Dart pushed open the window, needing fresh air. Laurelle leaned against her. Her fingers found Dart’s.

Across the short way to the river, shouts reached them, along with the shrill whistles of the water wagons. A pair of mekanical flutterseats whisked out from under the castillion and sped over the water. They bore the gold and crimson of Chrism’s guard.

“What do you think happened?” Laurelle asked.

“A crash,” Yaellin said behind them. His voice had hardened.

Laurelle glanced to him, hearing his worry. “What… do you think it concerns us?”

Yaellin answered with a darkened countenance. He kept his sword upon Paltry, even though the man’s hands had been bound behind his back and tied to the bed’s head rails.

Dart kept her vigil at the window. It was as if now the very skies were falling.

Paltry stirred on the bed, working his shoulders. “It was the flippercraft bearing the contingent from Tashijan, wasn’t it?” he said with thick disdain. “Your friends. Your allies. Those who came to help you.”

Dart glanced back at Yaellin, praying he would discount Paltry’s words.

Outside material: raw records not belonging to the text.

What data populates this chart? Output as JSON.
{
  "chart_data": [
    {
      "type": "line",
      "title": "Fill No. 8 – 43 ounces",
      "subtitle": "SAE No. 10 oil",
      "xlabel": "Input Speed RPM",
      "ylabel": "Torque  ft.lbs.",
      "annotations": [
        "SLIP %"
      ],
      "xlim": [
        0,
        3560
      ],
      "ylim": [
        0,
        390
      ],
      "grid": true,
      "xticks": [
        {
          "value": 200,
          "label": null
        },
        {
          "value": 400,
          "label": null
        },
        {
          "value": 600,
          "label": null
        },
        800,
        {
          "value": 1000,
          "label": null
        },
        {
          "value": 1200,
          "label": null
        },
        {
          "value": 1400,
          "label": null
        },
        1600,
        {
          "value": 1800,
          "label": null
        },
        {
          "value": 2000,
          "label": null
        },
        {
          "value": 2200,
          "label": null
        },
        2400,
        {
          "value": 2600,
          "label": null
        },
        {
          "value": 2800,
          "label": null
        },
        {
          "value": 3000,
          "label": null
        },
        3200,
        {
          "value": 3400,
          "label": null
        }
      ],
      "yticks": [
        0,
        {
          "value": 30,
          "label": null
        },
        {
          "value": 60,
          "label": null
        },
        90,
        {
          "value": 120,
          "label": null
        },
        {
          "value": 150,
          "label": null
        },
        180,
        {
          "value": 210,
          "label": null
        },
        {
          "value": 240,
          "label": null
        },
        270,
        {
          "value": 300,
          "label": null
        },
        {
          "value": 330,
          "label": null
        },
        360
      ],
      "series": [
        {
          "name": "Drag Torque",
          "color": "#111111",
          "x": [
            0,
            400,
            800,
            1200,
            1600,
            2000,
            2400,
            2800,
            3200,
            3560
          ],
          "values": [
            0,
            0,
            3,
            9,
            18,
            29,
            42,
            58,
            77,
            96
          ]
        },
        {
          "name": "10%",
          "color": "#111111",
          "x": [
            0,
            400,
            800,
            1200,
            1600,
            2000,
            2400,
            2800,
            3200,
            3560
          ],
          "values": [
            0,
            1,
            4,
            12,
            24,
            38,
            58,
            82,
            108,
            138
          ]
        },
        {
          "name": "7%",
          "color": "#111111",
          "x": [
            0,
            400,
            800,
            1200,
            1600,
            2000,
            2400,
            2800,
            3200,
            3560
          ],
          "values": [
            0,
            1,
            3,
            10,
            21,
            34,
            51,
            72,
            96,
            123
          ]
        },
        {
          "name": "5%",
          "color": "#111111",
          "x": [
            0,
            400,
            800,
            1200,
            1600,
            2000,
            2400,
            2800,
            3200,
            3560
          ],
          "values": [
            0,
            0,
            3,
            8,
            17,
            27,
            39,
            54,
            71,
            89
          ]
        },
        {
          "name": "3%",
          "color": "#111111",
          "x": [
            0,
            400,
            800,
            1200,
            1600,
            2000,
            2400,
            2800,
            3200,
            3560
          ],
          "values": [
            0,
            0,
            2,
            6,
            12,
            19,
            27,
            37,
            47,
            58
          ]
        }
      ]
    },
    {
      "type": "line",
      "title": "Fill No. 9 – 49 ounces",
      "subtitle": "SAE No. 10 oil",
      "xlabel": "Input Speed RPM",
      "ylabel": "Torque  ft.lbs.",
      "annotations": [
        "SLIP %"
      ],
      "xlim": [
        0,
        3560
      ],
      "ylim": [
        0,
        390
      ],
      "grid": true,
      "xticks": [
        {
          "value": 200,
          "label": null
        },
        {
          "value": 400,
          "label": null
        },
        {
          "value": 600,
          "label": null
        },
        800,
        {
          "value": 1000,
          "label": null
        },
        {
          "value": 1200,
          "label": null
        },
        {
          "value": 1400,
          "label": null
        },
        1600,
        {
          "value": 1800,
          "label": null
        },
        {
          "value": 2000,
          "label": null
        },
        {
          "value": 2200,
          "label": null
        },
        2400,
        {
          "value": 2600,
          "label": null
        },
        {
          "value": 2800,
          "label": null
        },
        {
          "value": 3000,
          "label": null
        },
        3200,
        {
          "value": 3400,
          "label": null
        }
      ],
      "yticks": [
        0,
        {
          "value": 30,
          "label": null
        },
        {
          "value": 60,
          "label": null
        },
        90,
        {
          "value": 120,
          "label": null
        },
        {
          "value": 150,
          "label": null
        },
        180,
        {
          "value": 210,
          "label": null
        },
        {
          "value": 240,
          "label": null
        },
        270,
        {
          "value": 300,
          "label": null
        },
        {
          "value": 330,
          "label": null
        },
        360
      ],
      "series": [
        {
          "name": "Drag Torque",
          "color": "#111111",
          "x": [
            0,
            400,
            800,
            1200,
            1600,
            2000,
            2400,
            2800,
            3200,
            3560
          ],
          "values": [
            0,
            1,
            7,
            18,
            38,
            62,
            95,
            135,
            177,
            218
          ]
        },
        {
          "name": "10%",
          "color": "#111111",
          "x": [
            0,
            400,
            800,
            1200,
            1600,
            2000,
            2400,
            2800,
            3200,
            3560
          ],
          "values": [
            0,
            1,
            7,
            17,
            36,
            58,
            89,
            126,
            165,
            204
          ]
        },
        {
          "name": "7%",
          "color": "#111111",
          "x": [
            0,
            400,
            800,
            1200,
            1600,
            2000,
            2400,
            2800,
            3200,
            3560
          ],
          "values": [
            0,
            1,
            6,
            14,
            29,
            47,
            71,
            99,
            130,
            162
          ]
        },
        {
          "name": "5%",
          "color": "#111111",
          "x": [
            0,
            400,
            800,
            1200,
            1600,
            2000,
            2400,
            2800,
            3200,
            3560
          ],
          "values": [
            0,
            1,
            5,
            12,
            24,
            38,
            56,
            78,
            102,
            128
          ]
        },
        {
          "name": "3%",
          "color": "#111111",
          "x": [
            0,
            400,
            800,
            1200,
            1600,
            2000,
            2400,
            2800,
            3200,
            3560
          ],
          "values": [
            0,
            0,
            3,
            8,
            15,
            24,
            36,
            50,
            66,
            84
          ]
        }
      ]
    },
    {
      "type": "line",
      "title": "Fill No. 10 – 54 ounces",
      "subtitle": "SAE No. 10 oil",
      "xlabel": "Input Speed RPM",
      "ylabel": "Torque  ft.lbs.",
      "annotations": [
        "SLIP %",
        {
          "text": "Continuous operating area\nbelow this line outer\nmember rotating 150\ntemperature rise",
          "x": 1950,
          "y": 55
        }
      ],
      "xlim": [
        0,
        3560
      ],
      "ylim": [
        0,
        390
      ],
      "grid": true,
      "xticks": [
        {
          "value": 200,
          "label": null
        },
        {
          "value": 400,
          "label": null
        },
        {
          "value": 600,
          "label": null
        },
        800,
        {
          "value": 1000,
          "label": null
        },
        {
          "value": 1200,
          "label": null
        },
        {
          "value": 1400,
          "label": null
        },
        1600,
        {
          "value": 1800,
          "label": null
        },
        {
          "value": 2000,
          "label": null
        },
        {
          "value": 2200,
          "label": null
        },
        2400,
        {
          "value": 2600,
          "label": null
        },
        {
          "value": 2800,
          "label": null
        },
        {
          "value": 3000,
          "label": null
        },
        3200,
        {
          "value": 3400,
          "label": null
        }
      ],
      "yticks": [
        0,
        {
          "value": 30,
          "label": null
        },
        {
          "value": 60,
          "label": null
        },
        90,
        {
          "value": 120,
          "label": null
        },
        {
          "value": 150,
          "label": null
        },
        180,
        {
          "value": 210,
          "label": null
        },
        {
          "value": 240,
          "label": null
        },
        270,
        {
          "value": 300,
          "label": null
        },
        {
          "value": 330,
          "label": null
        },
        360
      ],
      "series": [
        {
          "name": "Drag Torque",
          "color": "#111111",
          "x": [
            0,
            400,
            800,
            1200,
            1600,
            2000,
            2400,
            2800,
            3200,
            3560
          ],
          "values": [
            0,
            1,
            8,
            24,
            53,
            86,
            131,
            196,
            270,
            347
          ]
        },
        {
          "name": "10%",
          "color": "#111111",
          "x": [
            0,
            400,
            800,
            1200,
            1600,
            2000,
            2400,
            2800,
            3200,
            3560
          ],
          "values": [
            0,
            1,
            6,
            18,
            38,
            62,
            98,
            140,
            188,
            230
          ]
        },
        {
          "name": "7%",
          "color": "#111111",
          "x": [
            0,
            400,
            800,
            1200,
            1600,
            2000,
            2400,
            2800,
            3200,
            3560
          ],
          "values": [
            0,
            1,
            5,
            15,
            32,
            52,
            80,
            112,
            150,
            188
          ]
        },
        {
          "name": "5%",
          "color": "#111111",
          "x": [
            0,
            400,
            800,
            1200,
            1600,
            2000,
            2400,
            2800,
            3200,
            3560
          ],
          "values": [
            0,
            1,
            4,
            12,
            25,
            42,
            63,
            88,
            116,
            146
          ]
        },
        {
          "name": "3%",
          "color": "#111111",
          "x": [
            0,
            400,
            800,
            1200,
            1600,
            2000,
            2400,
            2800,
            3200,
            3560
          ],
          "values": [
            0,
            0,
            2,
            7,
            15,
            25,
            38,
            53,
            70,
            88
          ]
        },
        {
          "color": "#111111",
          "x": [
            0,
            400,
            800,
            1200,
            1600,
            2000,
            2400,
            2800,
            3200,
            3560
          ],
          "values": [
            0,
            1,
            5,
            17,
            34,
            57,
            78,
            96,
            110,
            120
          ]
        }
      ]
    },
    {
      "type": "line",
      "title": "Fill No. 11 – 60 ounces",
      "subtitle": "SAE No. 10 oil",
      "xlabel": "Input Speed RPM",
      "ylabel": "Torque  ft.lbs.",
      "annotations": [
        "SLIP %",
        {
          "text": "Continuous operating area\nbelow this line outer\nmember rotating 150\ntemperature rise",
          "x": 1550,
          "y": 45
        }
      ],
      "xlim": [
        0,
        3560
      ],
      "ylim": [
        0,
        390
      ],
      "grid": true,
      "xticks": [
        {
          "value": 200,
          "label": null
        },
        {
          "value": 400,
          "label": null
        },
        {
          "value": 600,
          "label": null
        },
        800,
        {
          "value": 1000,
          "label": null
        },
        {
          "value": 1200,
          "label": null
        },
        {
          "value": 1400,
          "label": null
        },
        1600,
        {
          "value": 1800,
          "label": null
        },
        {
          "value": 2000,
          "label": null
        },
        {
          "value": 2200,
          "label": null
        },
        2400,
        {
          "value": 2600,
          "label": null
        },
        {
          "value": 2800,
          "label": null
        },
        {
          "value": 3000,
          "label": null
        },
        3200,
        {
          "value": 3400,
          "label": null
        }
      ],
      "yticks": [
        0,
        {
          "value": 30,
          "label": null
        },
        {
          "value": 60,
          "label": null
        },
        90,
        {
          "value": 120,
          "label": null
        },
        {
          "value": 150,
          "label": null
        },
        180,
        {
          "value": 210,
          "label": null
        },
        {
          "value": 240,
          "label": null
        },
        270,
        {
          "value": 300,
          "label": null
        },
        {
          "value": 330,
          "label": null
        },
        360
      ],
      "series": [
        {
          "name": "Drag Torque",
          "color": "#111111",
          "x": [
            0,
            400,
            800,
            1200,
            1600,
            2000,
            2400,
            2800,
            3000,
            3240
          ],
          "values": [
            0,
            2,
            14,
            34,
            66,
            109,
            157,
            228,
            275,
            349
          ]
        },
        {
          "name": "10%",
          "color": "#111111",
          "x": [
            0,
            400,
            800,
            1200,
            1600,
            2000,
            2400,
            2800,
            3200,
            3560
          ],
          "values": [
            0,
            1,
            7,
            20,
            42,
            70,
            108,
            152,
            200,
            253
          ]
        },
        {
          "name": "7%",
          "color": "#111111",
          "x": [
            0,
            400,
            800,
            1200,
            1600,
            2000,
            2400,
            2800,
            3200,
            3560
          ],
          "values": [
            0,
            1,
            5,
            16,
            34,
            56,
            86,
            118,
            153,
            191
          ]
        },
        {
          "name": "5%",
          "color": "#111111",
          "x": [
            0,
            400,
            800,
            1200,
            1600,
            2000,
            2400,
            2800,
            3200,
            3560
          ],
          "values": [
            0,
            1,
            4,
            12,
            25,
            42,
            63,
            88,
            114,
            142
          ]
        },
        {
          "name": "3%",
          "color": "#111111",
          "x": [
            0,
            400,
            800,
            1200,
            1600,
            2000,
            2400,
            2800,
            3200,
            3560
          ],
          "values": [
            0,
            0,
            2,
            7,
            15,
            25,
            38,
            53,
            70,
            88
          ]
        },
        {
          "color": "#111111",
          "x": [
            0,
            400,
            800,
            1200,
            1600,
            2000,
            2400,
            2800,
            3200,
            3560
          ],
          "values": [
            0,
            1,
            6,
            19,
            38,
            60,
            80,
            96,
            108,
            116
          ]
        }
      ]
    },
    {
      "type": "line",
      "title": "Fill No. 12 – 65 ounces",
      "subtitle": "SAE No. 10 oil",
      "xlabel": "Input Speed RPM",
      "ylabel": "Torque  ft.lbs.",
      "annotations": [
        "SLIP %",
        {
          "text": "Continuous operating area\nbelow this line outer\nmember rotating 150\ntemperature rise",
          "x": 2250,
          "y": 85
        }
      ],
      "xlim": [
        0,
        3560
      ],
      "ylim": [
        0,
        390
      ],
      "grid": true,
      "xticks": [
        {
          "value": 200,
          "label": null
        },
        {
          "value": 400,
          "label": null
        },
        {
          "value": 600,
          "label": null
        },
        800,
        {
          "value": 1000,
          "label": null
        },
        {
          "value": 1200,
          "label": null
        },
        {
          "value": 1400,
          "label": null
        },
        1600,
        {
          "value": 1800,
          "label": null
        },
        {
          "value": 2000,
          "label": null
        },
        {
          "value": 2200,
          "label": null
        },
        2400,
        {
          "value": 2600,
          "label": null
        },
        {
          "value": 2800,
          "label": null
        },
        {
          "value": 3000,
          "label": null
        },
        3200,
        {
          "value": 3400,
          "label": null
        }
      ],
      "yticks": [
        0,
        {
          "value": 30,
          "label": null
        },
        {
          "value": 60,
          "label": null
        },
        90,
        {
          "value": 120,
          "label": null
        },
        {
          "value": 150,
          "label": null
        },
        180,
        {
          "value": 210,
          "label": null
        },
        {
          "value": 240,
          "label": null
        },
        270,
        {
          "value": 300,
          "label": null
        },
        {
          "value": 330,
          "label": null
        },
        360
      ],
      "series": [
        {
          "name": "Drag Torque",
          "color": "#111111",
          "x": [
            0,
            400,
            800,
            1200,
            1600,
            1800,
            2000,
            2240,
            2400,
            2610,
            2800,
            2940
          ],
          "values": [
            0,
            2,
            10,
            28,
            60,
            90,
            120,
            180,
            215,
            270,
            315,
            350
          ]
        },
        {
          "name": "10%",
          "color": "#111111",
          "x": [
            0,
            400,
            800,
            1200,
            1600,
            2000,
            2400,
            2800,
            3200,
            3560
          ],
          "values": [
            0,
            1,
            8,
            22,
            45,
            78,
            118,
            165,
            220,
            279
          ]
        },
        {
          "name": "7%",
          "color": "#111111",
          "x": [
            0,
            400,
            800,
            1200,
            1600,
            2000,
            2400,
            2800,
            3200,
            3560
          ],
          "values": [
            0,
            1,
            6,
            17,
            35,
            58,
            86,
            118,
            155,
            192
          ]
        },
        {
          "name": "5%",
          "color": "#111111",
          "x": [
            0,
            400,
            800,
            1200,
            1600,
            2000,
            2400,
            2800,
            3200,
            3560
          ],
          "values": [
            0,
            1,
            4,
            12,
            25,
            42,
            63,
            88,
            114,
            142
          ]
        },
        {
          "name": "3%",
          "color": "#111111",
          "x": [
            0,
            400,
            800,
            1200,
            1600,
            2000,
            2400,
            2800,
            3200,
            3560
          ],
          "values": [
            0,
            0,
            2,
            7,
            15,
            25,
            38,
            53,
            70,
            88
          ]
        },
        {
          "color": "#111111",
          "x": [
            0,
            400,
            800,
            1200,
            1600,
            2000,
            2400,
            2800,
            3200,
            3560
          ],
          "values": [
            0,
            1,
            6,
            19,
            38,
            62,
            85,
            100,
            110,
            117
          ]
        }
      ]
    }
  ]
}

Instead, Yaellin remained silent.

Paltry laughed, but with no humor, only satisfaction. He took strength from their despair and glanced to Dart. “The abomination will be slain. I failed once in my duty. But now the great weight and wheel of Chrismferry will crush you.”

As his words sank home, Dart’s heart stopped beating. I failed once in my duty. She pictured kindly Master Willym falling atop her, his blood washing hotly over her. Murdered. A bolt meant for her.

Laurelle realized the same. Fire entered her voice. “ You! You hired the assassin.”

“And it was gold poorly spent. I took great care to hire the best blackfoot, to get him placed in the shadows, to arrange his flight afterward. And what did I get for my efforts? The abomination still lives.” His gaze poisoned upon Dart.

“You killed Master Willym,” Dart said coldly.

“An unfortunate consequence. But the old man had been burned by Grace for so long, he didn’t have long to live.”

Dart remembered the former Hand’s last word.

Beware…

Had Willym known about Chrism, suspected something? Had he tried to warn her? She remembered, as she struggled from beneath him, a last glimpse into the dying man’s eyes. A sudden clarity and horror. She had thought it was the sight of his own death-but now she knew what it was. It was the break of some charm, a curse lifted, a yoke shattered. Willym had been ensorcelled, his will and memories bent. Such black alchemies were not beyond the corrupted. Only his death had set him free.

Had the same been intended for her? She pictured Chrism and Mistress Naff sneaking from her room and shuddered.

“You’ll never escape,” Paltry continued, drawing back Dart’s gaze. “There’s nowhere you can hide for long.”

A sudden knocking proved his words, firm and hard, shaking the door.

“Open the way!” a voice commanded, ringing with authority.